JavaFX custom cell factory with custom Objects

Mackovich picture Mackovich · Jan 17, 2016 · Viewed 18.2k times · Source

I am trying to have a custom ListView made of custom Cell based on a list of custom objects.

The custom object is class name called Message which contains a few fields for the message content, recipient, timestamp and status (read, sent etc.).

After looking at this question : Customize ListView in JavaFX with FXML I have successfully :

  1. created a ListView with custom cells where the cell design is defined in a FXML file ;
  2. associated a controller so that each cell data can be filled with the current item of the collection ;

However, I failed to link both : I cannot seem to find a way so that the current item of the ListView is sent the Cell Controller.

Here is my code for the cell factory and the ListView filling of items:

final ObservableList observableList = FXCollections.observableArrayList();
observableList.setAll(myMessages); //assume myMessage is a ArrayList<Message>
conversation.setItems(observableList); //the listview
conversation.setCellFactory(new Callback<ListView<Message>, ListCell<Message>>() {
    @Override
    public ConversationCell<Message> call(ListView<Message> listView) {
        return new ConversationCell();
    }
});

And now, the ConversationCell class :

public final class ConversationCell<Message> extends ListCell<Message> { 

    @Override
    protected void updateItem(Message item, boolean empty) {
        super.updateItem(item, empty);
        ConversationCellController ccc = new ConversationCellController(null);
        setGraphic(ccc.getView());
    }
}

I cannot show the ConversationCellController but all I can say, this is where (in its constructor) I load the FXML file that designs the cell and then I can fill the values with the given Message item.

The getView() method returns the root pane that contains the now-filled-and-designed cell.

As I previously say, the designing work, but I cannot seem to link the ListView items with the CellFactory because in method

protected void updateItem(Message item, boolean empty)

empty is set to true and item is indeed null.

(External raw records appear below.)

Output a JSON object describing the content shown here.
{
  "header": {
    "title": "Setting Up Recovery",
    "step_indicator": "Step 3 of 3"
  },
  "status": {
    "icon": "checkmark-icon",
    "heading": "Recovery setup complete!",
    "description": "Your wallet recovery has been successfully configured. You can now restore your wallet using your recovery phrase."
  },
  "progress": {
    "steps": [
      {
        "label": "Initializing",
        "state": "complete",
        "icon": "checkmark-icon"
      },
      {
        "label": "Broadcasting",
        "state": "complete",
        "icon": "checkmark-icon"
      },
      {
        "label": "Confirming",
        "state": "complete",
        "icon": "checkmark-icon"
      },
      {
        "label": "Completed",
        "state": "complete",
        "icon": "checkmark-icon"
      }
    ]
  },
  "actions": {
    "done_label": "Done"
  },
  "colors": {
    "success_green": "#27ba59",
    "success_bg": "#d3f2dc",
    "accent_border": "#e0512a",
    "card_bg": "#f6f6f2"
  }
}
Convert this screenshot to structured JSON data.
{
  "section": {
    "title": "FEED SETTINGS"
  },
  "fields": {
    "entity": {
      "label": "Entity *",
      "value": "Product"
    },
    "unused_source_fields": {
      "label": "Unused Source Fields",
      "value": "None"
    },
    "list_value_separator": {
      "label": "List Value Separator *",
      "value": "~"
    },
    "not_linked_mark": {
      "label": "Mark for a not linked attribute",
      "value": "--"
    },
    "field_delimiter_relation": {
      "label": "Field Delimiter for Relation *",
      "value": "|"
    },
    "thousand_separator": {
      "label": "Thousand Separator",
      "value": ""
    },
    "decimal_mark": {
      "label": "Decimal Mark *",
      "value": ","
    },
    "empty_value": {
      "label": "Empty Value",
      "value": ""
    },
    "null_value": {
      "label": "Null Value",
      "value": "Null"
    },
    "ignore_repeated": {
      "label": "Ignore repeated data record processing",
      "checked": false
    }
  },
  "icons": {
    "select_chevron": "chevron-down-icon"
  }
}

What can I do to make this work ?

Answer

James_D picture James_D · Jan 17, 2016

All custom cell implementations that override updateItem(...) need to deal with the case where the cell is empty in that method. So you could do a naïve fix of this with

public final class ConversationCell<Message> extends ListCell<Message> { 

    @Override
    protected void updateItem(Message item, boolean empty) {
        super.updateItem(item, empty);
        if (empty) {
            setGraphic(null);
        } else {
            // did you mean to pass null here, or item??
            ConversationCellController ccc = new ConversationCellController(null);
            setGraphic(ccc.getView());
        }
    }
}

However, this is not a good solution from the point of view of performance. You are loading the FXML every time updateItem(...) is called with a non-empty cell, and that's a pretty expensive operation (potentially involving file i/o, unzipping the FXML file from a jar file, parsing the file, lots of reflection, creating new UI elements, etc). You don't want to be asking the FX Application Thread to be doing all that work every time the user scrolls the list view by a few pixels. Instead, your cell should cache the node and should update it in the updateItem method:

public final class ConversationCell<Message> extends ListCell<Message> { 

    private final ConversationCellController ccc = new ConversationCellController(null);
    private final Node view = ccc.getView();

    @Override
    protected void updateItem(Message item, boolean empty) {
        super.updateItem(item, empty);
        if (empty) {
            setGraphic(null);
        } else {
            ccc.setItem(item);
            setGraphic(view);
        }
    }
}

You should define a setItem(...) method in the ConversationCellController that updates the view (sets text on labels, etc etc) accordingly.